Las mujeres no necesitan postularse

En la superficie, parecía que los militares pusieron fin a la desigualdad salarial de género al basar el salario solo en el rango. Sin embargo, en lo que respecta a los beneficios, los militares trataron los beneficios de manera diferente según el género. ¿Es esto correcto? Esta es la cuestión que abordó la Corte Suprema en Frontiero v. Richardson (1973).

Hechos del caso

En el momento del caso, los militares varones no tenían que demostrar que sus esposas eran dependientes para obtener beneficios, mientras que las mujeres que buscaban los mismos beneficios para sus maridos, tenían que demostrar que dependían de sus esposas durante más de la mitad de los años. su apoyo. El teniente Sharron Frontiero, de la Fuerza Aérea de los Estados Unidos, tuvo que hacerlo y demandó, argumentando que la regla era discriminatoria.

Antecedentes históricos

En Reed v. Reed, la Corte Suprema derogó una ley de Idaho que hacía legal preferir a los administradores masculinos de un testamento a las mujeres. Basaron esto en la Decimocuarta Enmienda, que contiene dos cláusulas importantes que brindan protección a los ciudadanos de los estados: la cláusula de protección igualitaria , que establece que todos son iguales ante la ley, y la cláusula del debido proceso , que requiere que antes el gobierno pueda tomar quitar la vida, la libertad o la propiedad de alguien, tenía que haber un proceso judicial.

Problema y decisión

La Corte Suprema se ocupó de la cuestión de si los militares violaron la cláusula de protección igualitaria de la 14ª Enmienda, al exigir que los cónyuges de los miembros femeninos demuestren su condición de dependientes, sin hacer lo mismo con los cónyuges de los miembros masculinos. El Tribunal dictaminó que sí.

El gobierno argumentó que «dado que los hombres son generalmente el sostén de la familia en la sociedad y las mujeres generalmente son las dependientes», no gastar los fondos para verificar las solicitudes daría lugar a «ahorros considerables». El juez William Brennan emitió la opinión del corte para la mayoría, y dijo que aunque el argumento del gobierno no carecía de mérito ya que el 99 por ciento de los militares eran hombres, esto no era razón suficiente para permitir que los militares discriminaran por motivos de género.

Escribió que el género es una clase protegida , lo que significa que la historia ha demostrado que ese grupo es víctima de una discriminación odiosa. Esto también significa que cuando se analizan las leyes o cualquier acción gubernamental que discrimine facialmente (lo que significa que la ley está escrita para tratar al grupo de manera perjudicial) sobre la base del género, la ley debe revisarse bajo el estricto estándar de escrutinio . Esto significa que para ser constitucional, una ley discriminatoria debe:

  1. Promover un interés gubernamental convincente, y
  2. Esté diseñado estrictamente para lograr ese interés.

Antes del presente caso, la Corte Suprema empleó la prueba de la base racional , lo que significa que el gobierno solo necesita mostrar una base racional a un interés gubernamental legítimo para apoyar una ley discriminatoria.
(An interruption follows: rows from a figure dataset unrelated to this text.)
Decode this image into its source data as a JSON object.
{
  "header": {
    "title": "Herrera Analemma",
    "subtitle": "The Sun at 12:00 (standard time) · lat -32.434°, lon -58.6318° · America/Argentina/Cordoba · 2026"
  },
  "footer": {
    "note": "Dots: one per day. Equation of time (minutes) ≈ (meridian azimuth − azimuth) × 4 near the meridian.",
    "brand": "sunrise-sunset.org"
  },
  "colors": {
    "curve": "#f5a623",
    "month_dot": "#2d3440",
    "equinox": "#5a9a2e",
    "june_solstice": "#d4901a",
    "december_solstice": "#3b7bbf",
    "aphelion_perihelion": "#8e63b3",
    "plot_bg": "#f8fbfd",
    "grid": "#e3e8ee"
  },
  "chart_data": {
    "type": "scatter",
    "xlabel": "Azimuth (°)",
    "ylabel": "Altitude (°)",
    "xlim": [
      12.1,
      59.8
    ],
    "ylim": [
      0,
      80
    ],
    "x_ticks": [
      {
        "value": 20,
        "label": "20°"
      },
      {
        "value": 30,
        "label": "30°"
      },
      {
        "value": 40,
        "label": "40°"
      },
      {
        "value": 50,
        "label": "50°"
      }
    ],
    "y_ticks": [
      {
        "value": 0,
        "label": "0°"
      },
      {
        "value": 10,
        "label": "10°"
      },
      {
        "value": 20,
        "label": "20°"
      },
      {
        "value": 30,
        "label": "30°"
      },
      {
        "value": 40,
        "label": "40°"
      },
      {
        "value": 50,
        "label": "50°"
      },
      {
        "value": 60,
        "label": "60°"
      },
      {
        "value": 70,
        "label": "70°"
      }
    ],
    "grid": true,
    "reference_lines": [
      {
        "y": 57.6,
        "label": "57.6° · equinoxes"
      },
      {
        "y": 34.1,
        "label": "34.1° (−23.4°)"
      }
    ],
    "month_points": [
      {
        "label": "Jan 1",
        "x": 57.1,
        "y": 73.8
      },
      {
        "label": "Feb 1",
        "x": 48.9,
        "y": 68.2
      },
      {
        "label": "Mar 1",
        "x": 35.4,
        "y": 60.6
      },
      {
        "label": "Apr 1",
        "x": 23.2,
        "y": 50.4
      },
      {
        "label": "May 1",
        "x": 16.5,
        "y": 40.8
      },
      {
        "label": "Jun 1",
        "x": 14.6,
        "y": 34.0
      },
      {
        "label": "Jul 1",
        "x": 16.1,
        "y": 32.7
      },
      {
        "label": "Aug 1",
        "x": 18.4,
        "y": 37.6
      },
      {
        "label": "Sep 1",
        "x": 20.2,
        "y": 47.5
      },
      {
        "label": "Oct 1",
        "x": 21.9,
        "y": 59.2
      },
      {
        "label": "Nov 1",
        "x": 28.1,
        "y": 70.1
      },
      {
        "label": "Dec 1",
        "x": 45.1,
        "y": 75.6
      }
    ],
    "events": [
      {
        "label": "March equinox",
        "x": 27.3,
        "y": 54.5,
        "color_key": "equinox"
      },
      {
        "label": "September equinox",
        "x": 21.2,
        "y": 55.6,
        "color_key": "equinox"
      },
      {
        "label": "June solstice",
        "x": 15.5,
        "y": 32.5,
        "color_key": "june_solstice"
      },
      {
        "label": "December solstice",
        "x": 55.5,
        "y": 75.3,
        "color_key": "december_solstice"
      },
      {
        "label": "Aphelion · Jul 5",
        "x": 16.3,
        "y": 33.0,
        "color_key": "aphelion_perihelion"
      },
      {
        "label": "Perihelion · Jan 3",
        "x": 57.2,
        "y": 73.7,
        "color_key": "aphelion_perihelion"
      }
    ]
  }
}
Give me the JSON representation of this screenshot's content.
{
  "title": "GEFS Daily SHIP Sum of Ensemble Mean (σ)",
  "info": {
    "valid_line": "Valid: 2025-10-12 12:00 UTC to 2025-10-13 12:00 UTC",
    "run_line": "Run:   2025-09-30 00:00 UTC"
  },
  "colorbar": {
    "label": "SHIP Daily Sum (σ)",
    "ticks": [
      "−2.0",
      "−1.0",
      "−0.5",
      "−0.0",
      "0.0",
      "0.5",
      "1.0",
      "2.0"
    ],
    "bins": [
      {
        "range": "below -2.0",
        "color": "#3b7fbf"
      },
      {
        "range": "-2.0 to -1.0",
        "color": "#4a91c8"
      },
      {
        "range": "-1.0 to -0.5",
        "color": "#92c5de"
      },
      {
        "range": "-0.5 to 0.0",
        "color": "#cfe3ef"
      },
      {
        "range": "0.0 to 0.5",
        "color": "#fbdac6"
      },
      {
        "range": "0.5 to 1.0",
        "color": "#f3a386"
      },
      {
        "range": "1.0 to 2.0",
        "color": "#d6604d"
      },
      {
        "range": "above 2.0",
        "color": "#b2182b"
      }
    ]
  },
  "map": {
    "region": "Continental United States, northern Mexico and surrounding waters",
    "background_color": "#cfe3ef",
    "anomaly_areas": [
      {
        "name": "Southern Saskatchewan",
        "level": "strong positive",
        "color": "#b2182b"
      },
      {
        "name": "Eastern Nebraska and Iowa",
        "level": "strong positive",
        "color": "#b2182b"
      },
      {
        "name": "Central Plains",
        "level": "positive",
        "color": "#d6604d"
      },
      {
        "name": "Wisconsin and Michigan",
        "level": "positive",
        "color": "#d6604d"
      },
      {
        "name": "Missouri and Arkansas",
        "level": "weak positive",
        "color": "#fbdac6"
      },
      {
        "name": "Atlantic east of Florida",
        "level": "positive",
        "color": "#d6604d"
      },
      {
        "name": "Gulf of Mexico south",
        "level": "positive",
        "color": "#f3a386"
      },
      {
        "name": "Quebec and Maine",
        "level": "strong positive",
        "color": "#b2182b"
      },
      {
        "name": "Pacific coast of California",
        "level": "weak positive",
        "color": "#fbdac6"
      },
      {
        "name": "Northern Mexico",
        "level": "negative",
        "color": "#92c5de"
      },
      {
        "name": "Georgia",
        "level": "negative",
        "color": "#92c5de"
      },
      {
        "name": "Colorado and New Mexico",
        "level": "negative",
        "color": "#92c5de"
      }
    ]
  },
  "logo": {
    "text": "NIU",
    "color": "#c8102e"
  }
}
Esta fue la prueba que la Corte utilizó en Reed , sin embargo, Brennan razonó que basarse en la prueba de base racional para cuestiones de género era insuficiente. Habló de la discriminación que habían sufrido las mujeres en el pasado, tanto en su situación social como jurídica. Dijo: «Las clasificaciones basadas en el sexo, como las clasificaciones basadas en la raza, la enajenación u origen nacional, son intrínsecamente sospechosas y, por lo tanto, deben estar sujetas a un estricto escrutinio judicial».

Disentimiento

El juez William Rehnquist discrepó, citando la opinión del juez de primera instancia Richard Rives, quien concluyó que el estándar de revisión en casos de discriminación de género es la prueba de base racional. Escribió: « En el área de la economía y el bienestar social, un Estado no viola la Cláusula de Igualdad de Protección simplemente porque las clasificaciones hechas por sus leyes sean imperfectas ». Reconoció que la ley era discriminatoria y que las mujeres sufrían bajo ella.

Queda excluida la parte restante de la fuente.